When Richard Van As, a carpenter in Johannesburg, South Africa, cut off most of the fingers on his right hand with a table saw in 2011, he was already designing a homemade prosthesis in his head before he even left the emergency room. But he never imagined that within two years he would be spending nearly all his free time making artificial hands for people around the world.
As he recovered, Van As connected with Ivan Owen, a special-effects artist and puppeteer in Bellingham, Washington. Together they designed a simple yet effective mechanical hand that cost a fraction of the price of a typical prosthesis. Word of the project spread, and now Van As crafts custom Robohands for anyone who can afford the $500 in parts, and many who can’t. “I stopped counting at 100,” he says. “The demand is very great.”

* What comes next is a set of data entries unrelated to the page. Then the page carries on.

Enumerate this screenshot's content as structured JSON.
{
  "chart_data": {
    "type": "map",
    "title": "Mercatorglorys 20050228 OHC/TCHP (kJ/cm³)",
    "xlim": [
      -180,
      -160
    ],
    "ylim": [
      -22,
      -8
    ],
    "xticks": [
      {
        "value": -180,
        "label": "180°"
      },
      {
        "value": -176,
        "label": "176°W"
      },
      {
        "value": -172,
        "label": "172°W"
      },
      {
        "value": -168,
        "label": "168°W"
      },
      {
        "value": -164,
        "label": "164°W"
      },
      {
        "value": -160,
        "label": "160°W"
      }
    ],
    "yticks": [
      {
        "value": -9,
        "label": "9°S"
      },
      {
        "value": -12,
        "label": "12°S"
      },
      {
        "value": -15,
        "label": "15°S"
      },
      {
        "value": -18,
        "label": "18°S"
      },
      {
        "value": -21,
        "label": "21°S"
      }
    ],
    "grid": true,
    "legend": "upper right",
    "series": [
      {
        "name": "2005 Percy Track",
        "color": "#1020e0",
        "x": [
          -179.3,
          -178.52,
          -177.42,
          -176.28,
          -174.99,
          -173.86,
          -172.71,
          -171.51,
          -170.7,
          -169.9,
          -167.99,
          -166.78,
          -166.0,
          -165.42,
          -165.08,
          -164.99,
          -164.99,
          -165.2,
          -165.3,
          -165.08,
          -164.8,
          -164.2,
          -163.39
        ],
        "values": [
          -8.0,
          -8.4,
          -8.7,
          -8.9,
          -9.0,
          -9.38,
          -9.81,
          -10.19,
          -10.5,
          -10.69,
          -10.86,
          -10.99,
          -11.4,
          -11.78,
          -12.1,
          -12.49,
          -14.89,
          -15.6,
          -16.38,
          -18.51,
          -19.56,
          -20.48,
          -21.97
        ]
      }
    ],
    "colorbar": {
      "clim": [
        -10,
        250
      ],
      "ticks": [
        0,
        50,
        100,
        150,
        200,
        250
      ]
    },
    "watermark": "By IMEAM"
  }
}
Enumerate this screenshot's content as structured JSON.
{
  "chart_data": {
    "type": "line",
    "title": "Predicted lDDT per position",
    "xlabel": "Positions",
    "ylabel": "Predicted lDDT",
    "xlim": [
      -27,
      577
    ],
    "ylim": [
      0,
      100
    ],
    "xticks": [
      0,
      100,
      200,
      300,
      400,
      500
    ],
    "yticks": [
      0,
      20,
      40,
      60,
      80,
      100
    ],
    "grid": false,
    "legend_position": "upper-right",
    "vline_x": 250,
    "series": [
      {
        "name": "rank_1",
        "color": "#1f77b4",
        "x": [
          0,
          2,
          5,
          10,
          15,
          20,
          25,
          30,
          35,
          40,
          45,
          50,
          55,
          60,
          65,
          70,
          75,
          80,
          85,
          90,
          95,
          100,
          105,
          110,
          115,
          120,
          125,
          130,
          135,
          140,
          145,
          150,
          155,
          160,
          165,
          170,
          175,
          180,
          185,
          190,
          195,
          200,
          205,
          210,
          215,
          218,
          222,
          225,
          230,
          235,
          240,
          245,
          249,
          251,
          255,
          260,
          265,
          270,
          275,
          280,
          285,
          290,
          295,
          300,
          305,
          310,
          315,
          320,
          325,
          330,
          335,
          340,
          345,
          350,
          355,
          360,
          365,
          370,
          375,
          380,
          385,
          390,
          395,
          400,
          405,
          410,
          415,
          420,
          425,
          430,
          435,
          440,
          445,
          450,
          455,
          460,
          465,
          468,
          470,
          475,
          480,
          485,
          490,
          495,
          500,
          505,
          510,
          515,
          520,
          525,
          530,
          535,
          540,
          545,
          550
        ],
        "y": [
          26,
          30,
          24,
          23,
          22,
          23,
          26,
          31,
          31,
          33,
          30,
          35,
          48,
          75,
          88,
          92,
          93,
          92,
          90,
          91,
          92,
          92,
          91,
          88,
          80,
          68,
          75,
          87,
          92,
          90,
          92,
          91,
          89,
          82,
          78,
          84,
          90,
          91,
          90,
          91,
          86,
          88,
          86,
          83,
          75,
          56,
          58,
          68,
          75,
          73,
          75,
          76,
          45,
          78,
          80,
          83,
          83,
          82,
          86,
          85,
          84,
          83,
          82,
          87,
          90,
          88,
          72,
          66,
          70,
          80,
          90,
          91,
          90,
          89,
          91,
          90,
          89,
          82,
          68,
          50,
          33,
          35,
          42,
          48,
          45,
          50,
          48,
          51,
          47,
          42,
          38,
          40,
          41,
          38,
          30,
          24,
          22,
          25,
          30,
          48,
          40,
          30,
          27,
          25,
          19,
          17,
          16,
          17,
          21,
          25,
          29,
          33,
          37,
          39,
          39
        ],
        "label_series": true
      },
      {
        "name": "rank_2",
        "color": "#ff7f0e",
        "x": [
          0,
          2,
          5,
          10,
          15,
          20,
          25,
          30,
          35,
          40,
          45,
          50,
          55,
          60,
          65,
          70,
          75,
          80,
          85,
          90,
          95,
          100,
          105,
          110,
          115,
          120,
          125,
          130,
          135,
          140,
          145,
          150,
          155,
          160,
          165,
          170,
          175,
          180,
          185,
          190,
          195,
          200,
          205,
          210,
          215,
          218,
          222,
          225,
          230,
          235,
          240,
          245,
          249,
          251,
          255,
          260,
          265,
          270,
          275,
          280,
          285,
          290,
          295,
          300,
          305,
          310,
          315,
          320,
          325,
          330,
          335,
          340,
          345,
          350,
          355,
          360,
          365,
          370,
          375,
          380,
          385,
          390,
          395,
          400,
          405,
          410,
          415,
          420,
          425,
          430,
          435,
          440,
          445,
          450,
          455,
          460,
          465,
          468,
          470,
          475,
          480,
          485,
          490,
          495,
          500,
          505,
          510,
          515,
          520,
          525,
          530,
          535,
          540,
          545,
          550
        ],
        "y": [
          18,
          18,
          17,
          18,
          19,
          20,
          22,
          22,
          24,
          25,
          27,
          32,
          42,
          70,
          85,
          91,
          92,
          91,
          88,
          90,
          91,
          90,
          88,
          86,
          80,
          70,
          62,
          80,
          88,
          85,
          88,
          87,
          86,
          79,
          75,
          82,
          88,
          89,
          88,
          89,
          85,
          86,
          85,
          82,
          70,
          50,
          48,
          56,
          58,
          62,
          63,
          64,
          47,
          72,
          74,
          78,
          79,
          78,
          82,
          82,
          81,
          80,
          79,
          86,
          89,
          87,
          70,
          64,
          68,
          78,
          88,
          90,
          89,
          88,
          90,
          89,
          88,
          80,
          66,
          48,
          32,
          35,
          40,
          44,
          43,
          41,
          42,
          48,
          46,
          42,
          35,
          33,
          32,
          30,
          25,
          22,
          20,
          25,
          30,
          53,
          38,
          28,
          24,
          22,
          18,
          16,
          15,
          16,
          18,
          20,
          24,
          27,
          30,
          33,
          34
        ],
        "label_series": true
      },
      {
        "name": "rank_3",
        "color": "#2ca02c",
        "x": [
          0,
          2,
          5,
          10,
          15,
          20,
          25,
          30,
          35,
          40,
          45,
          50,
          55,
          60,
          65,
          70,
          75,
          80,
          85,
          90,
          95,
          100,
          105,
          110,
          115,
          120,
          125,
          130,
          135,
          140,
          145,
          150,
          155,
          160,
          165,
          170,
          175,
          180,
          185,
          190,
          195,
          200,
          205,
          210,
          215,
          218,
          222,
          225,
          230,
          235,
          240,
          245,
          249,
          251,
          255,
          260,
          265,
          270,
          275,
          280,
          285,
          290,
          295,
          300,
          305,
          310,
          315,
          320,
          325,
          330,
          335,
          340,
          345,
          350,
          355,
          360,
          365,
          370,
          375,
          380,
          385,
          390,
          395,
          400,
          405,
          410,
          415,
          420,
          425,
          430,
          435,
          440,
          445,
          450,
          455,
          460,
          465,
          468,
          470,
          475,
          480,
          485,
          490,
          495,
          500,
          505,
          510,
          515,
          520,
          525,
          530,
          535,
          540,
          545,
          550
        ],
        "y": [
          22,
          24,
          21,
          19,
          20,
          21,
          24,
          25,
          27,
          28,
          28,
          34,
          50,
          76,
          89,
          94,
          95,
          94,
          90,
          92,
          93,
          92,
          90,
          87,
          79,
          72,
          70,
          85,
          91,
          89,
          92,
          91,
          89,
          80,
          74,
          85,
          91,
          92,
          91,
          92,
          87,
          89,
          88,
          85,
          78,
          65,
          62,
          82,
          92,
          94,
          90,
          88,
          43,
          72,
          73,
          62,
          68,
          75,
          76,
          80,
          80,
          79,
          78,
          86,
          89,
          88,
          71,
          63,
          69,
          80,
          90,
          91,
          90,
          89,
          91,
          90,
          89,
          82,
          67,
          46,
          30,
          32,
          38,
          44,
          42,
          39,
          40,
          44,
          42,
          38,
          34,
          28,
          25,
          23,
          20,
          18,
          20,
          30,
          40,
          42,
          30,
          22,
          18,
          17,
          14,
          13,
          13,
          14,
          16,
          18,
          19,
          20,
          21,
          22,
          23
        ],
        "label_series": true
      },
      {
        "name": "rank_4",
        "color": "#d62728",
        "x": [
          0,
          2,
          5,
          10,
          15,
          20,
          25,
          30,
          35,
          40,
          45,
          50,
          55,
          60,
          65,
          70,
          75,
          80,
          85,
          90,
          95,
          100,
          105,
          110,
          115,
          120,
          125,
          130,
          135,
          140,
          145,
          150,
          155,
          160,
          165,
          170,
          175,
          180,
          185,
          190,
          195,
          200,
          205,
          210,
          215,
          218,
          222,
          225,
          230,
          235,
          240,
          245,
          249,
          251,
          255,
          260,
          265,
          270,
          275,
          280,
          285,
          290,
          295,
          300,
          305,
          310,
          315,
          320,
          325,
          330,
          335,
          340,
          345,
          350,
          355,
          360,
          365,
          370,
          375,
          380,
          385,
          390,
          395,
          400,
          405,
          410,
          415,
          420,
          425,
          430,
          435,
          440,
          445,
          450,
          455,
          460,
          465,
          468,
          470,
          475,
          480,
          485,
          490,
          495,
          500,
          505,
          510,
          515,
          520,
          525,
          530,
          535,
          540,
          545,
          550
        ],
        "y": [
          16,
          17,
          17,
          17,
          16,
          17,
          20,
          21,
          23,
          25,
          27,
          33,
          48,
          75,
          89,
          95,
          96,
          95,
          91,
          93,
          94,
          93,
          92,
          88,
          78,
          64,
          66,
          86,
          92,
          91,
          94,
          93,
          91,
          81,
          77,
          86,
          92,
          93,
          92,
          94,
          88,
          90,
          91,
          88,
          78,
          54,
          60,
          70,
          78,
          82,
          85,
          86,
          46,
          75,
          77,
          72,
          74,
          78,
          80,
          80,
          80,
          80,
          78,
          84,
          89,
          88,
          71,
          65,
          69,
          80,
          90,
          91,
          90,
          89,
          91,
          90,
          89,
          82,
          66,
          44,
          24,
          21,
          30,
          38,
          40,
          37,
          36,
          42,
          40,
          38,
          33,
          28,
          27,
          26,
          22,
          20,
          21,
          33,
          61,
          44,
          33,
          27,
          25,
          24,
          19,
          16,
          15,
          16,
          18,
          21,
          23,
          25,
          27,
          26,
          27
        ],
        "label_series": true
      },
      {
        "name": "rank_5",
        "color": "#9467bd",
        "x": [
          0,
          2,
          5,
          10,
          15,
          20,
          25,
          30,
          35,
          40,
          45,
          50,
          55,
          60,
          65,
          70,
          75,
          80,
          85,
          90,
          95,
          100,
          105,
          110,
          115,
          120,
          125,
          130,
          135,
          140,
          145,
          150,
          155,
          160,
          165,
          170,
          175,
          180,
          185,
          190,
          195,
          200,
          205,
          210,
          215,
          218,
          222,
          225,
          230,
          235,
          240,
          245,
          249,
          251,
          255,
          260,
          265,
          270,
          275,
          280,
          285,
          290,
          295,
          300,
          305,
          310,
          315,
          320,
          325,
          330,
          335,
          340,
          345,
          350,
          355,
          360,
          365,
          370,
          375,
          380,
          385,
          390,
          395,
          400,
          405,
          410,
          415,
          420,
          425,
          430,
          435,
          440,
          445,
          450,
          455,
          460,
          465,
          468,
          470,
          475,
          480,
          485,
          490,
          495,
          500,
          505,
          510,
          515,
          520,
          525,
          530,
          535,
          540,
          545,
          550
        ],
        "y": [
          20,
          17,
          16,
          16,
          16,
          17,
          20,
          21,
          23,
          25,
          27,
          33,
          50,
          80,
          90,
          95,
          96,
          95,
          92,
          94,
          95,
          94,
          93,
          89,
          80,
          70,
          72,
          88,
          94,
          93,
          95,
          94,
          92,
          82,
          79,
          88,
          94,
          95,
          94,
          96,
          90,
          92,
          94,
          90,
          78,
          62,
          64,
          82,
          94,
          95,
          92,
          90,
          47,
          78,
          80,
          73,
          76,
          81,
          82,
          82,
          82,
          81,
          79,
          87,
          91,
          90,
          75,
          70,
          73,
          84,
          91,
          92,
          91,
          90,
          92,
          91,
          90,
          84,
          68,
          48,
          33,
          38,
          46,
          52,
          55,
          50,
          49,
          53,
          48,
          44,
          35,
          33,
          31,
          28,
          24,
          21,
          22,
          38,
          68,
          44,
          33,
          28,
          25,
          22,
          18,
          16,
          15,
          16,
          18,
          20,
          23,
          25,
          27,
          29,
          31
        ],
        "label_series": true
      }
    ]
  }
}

The pair were able to create an inexpensive, useful medical device so quickly thanks to a combination of old-fashioned ingenuity and a cutting-edge technology toolkit. Van As originally found Owen through a YouTube video of a pair of mechanical costume hands he had invented. They talked on Skype and used free computer-aided design (CAD) programs to shape the pieces, emailing files back and forth. Eventually the company Makerbot donated two 3D printers — which create detailed objects out of extremely thin layers of plastic — to fabricate the parts.